Russia’s ongoing war against Ukraine is making abundantly clear that it is NATO that guarantees our security. The organisation which brings security to almost a billion citizens in NATO countries is to consider what the Alliance can do to perform even better here. The Summit will adopt three new regional defence plans to this end.
The agreement on NATO defence spending reached in Wales in 2014 expires this year. In Vilnius, the Alliance partners will agree even more ambitious targets. Every year, at least 2% of GDP is to be invested in defence. The partners are well on track. The defence spending of the European Alliance partners and Canada increased by 8.3% in real terms in 2023. In its National Security Strategy, Germany has committed to spending an average of at least 2% of GDP on defence.

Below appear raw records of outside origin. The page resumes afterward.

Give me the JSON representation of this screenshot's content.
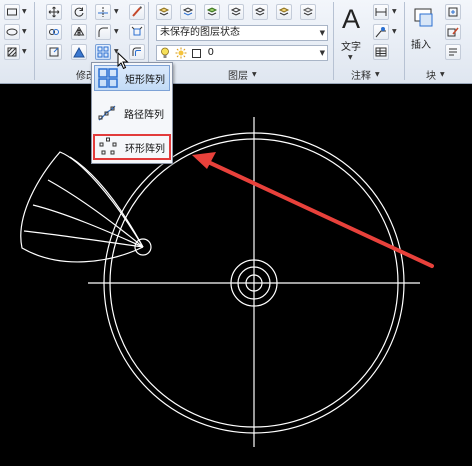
{
  "ribbon": {
    "modify_panel_label": "修改",
    "layers_panel_label": "图层",
    "annotation_panel_label": "注释",
    "block_panel_label": "块",
    "layer_state_combo": "未保存的图层状态",
    "layer_combo": "0",
    "text_button_label": "文字",
    "insert_button_label": "插入"
  },
  "array_dropdown": {
    "items": [
      {
        "label": "矩形阵列",
        "icon": "rect-array-icon"
      },
      {
        "label": "路径阵列",
        "icon": "path-array-icon"
      },
      {
        "label": "环形阵列",
        "icon": "polar-array-icon"
      }
    ]
  },
  "colors": {
    "canvas": "#000000",
    "geometry": "#ffffff",
    "highlight_box": "#e23b3b",
    "arrow": "#e8413b"
  }
}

NATO-Ukraine partnership the focus of the Summit
Drawing Ukraine closer to the Alliance will be a central focus, with the Summit launching a support programme to last several years. The aim is to make it easier to cooperate with NATO forces. Interoperability is the term the experts use. Furthermore, the Alliance is to take political relations with Ukraine to a new level. The new NATO-Ukraine Council is to meet for the first time. At this Council, members from NATO and Ukraine will sit around the table as equal partners and together define the working programme and the agenda. Meeting frequently – at least four times a year – they will talk as equals about how to further develop the partnership.
The Heads of State and Government of Australia, Japan, New Zealand and South Korea will also attend a meeting at the Vilnius Summit. European Union leaders will also be present. This meeting is designed to foster exchange with partners on issues concerning resilience in the widest sense. The EU is one of NATO’s strategic partners here. The two organisations complement one another in the fields of cyber and hybrid threats, as well as energy security.
Lithuania hosting a NATO Summit for the first time
Lithuania has been a member of NATO for almost two decades and is this year hosting its first NATO Summit.
This is the first Summit with Finland as a NATO partner. Swedish accession has not yet been completed as ratification is still pending in Turkey and Hungary. Sweden will however be in the meeting room as an “invitee”. The Federal Government advocates rapid accession.